4. Keep moving. You're still waiting. You've given up on writing, acting, or playing sports while you wait. Do not do this. Keep going, keep practicing. If you get a rejection, maybe it's because you need more practice. Make sure that you have that practice. Make sure that next time, you will be better. If nothing else, continuing forward with more auditions, more submissions, more acting, writing, playing sports, will help get your mind off the most important thing that you are waiting for.
5. Find yourself some support. It doesn't have to be a whole group, but even to have one person with whom you can share your feelings, your fears and hopes, and wishes with. One person who can help you discuss it through. I said above that you shouldn't dwell on it, or wait specifically for a response, but there is no getting away from it entirely. You're still going to think about it, so to help you get through this most difficult and long wait, you should discuss it with someone who is going through a similar difficulty, or who has gone through this difficulty in the past.
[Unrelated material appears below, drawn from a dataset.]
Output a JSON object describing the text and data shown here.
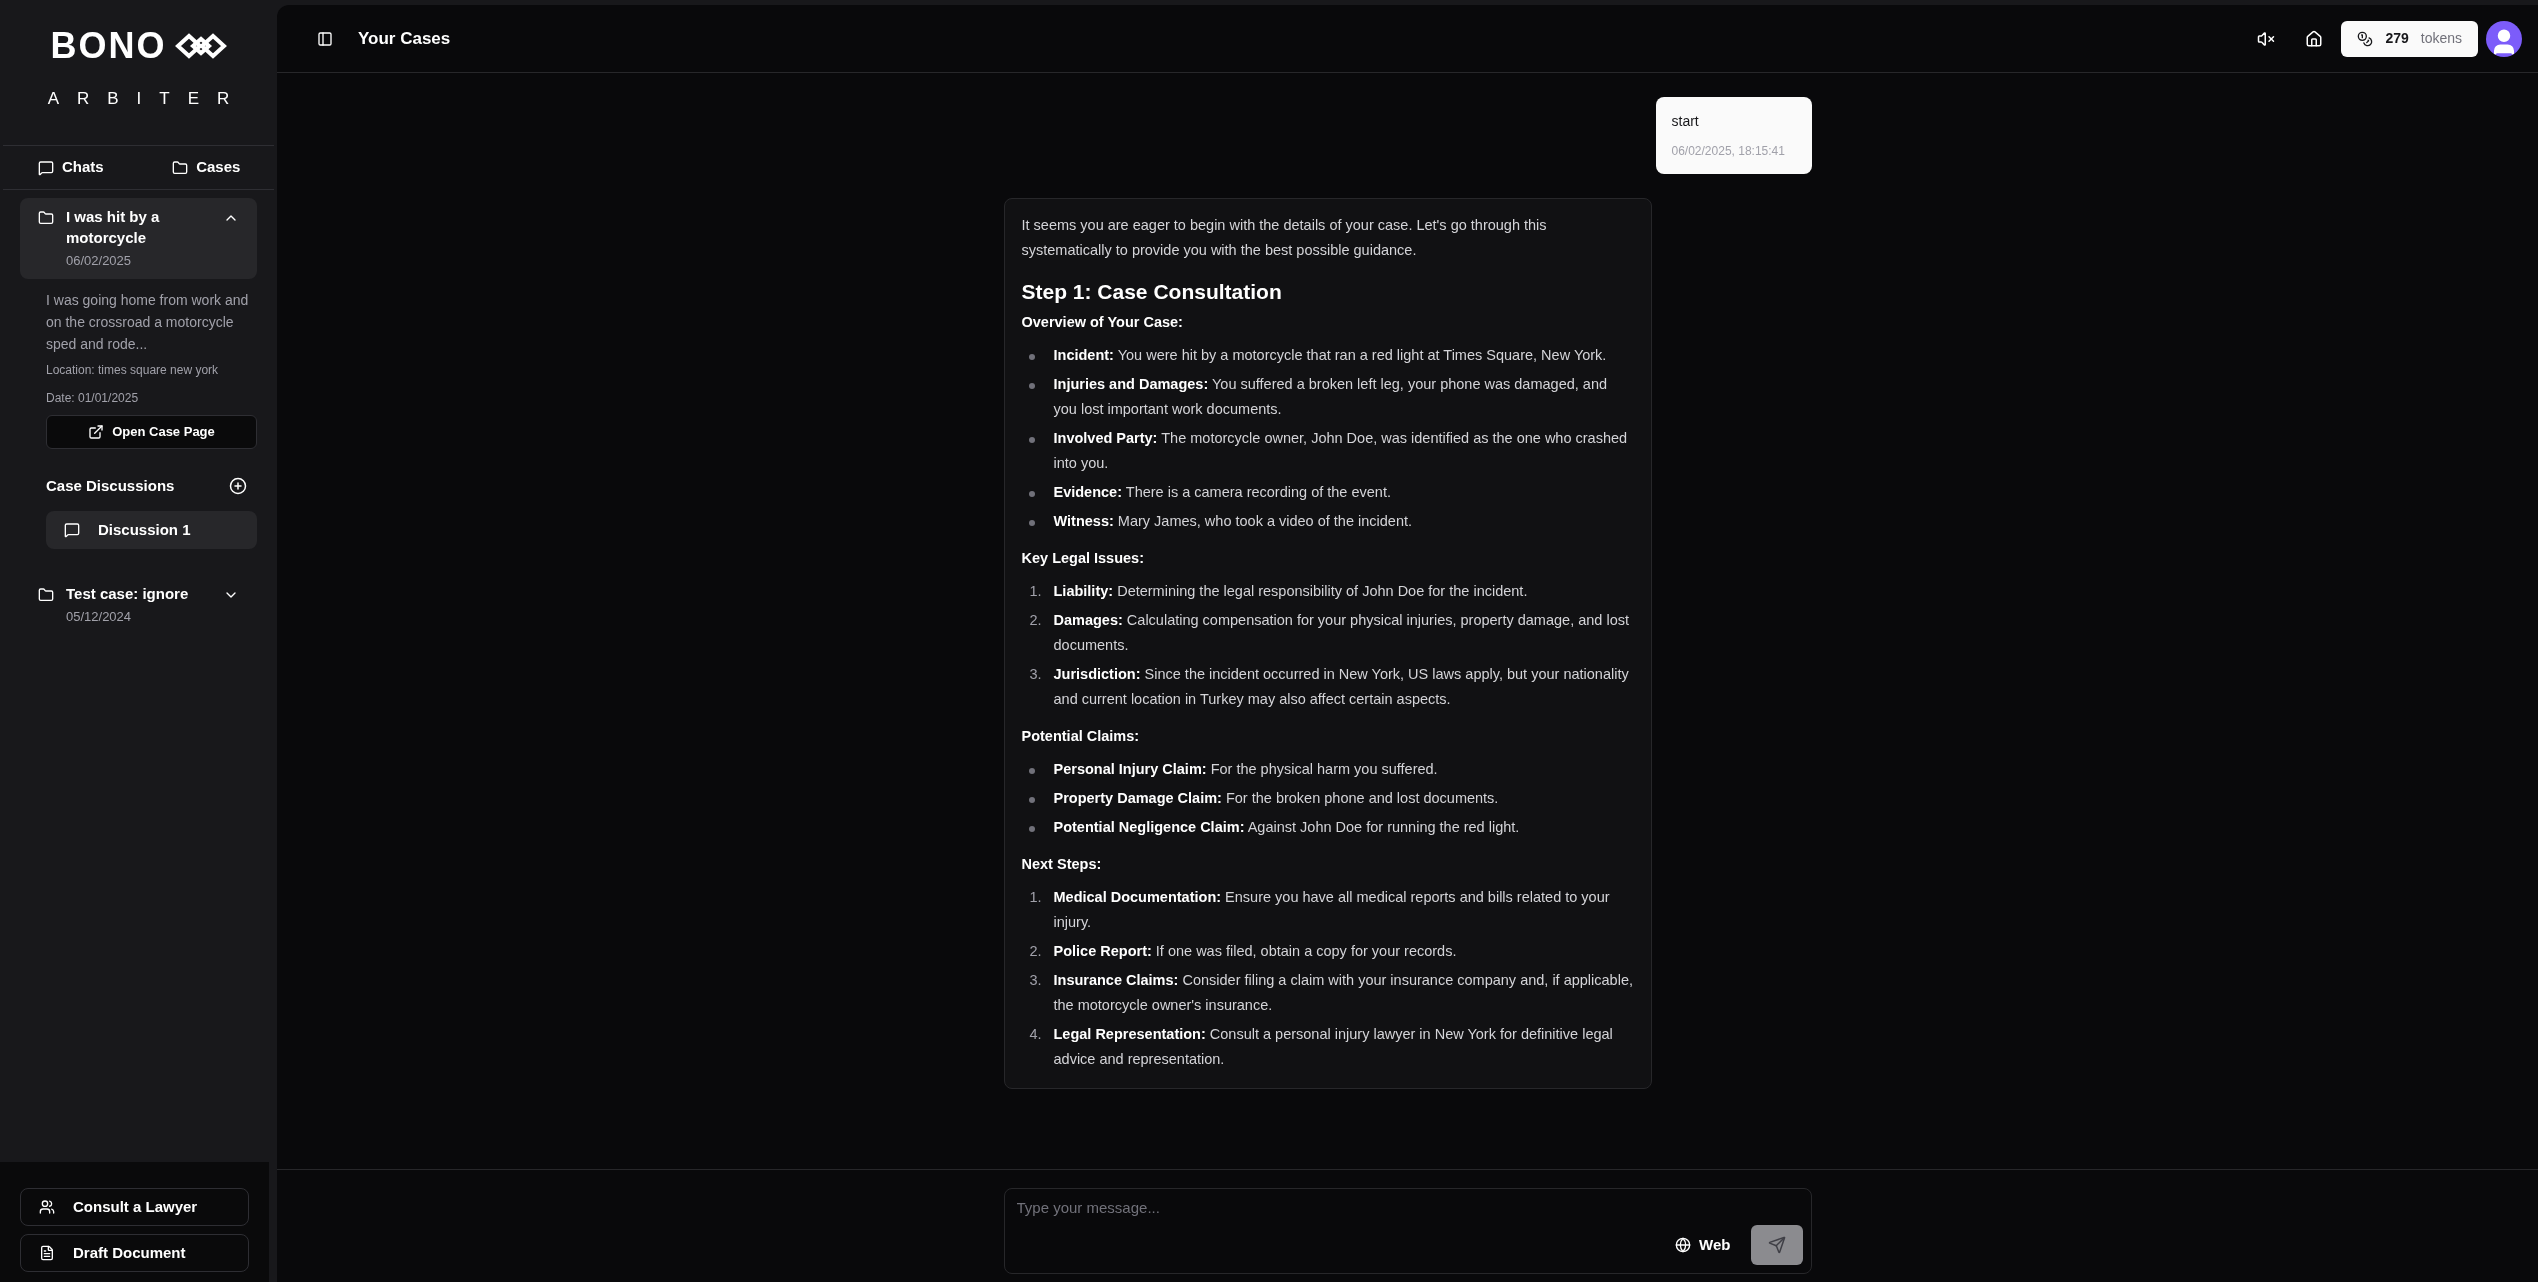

6. Don't overanalyze. Thinking about whether or not the director, publisher, or coach liked you and your work is going to result in overanalyzing. Then you'll start analyzing every little nuance. What did I say? Was I rude? Maybe I should have spent three more years editing my manuscript. Maybe I should have practiced that monologue more. I totally screwed up that play the coach asked me to do, didn't I? Thinking about all of this is just going to get you more worried, anxious, and nervous. You don't want this.
7. Don't give up. The rejection comes in the mail. You didn't get the part. You're not on the team. I know you guys must have heard this a million times, but having been through it myself, I want to especially emphasize the importance of this. After a particularly painful rejection, you might be tempted to just set your work aside, or never act again, never audition or try out again. For the love of everything that is beautiful about this world, do NOT do this, people. Force yourself to keep writing. Take a couple weeks if you need to, but get right back to it as soon as you can. This will help. I promise. Once you get back to it, you'll remember your passion for it. Trust me.
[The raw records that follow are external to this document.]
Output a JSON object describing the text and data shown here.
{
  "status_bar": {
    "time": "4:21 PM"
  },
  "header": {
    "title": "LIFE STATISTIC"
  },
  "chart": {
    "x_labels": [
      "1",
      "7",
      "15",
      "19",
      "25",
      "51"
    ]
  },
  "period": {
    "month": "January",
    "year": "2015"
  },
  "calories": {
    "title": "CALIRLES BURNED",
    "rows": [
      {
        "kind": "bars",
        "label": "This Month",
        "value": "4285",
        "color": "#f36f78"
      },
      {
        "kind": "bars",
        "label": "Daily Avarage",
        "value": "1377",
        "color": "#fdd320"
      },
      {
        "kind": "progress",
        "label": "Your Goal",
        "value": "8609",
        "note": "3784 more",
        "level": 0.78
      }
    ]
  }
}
8. Accept feedback with a critical eye. Okay, so in many of these businesses, you very rarely get feedback with a negative response. But when you do, treasure it. Examine it carefully. Get others to examine it for you. Decide if you think it is a possible problem you can fix. If the main feedback your director can give you is that you didn't look the part, obviously you can't fix that. But if the editor sends an email to you and explains that your characters are not developed well enough, that is something you can fix. But don't just accept this criticism with open arms. Does what the editor tells you fit with your story? Is it part of your style that they want you to change? Did the coach tell you that he will only put you on the team if you play a position that you aren't comfortable with? As mentioned above, everything is subjective. You cannot always rely on the feedback of the rejector, because theirs is only one opinion.
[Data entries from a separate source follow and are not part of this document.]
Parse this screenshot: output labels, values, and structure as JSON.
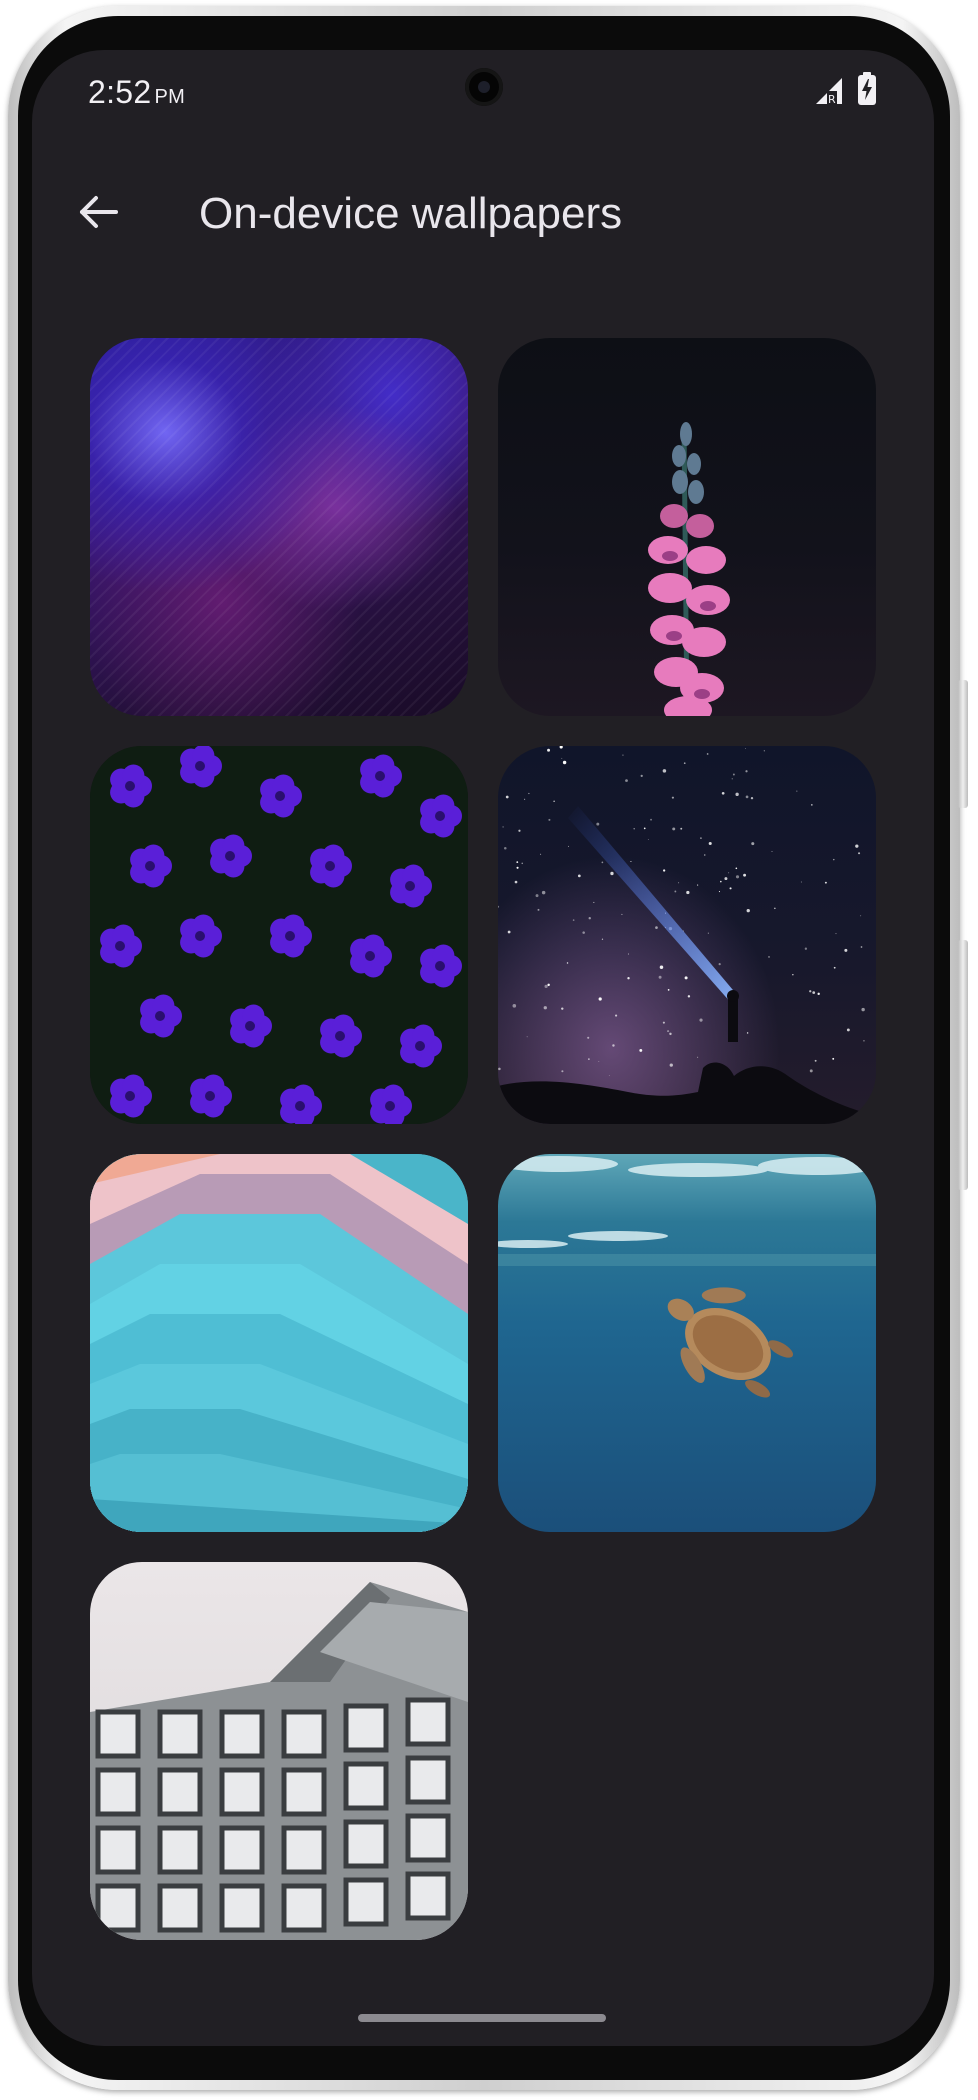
{
  "status_bar": {
    "time": "2:52",
    "ampm": "PM",
    "signal_icon": "signal-r-icon",
    "battery_icon": "battery-charging-icon"
  },
  "header": {
    "back_icon": "arrow-back-icon",
    "title": "On-device wallpapers"
  },
  "wallpapers": [
    {
      "name": "wallpaper-purple-paint"
    },
    {
      "name": "wallpaper-pink-flower"
    },
    {
      "name": "wallpaper-violet-flowers"
    },
    {
      "name": "wallpaper-starry-sky"
    },
    {
      "name": "wallpaper-layered-paper"
    },
    {
      "name": "wallpaper-sea-turtle"
    },
    {
      "name": "wallpaper-building"
    }
  ],
  "colors": {
    "background": "#211f24",
    "title_text": "#e9e6ec",
    "nav_handle": "#8c8a90"
  }
}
9. Distract yourself by educating yourself further on your chosen business. Perhaps the reason for your rejection is that you don't understand the business fully. Perhaps you did something in your audition or tryouts, or said something in your query, that is out of line in the business. So do some more research. Even if you've researched it a million times, do it again. You never know if you'll find something new. Rewrite your query letter. Come up with what you will say and do at your next audition. Search techniques for moves that you had difficulty with in the tryout, and practice those moves with those techniques.
10. Don't take anything personally. This is probably also one of those things you've heard over and over again, but it's worth reiterating. Negativity, whether it be criticism, reviews, or just rejection, sticks with us longer than positivity. You are in a business where negativity, bad reviews, and media play a large part. If you can't let the rejection slide off your shoulders, what are you going to do when you do make it and when you read a negative review on your performance or work? Rejection is a good time to learn to let the negativity go quickly and easily. None of what the person has says reflects on you personally. They are being critical of what you can do and your ability to do so effectively. But that does not, in any way, focus on you.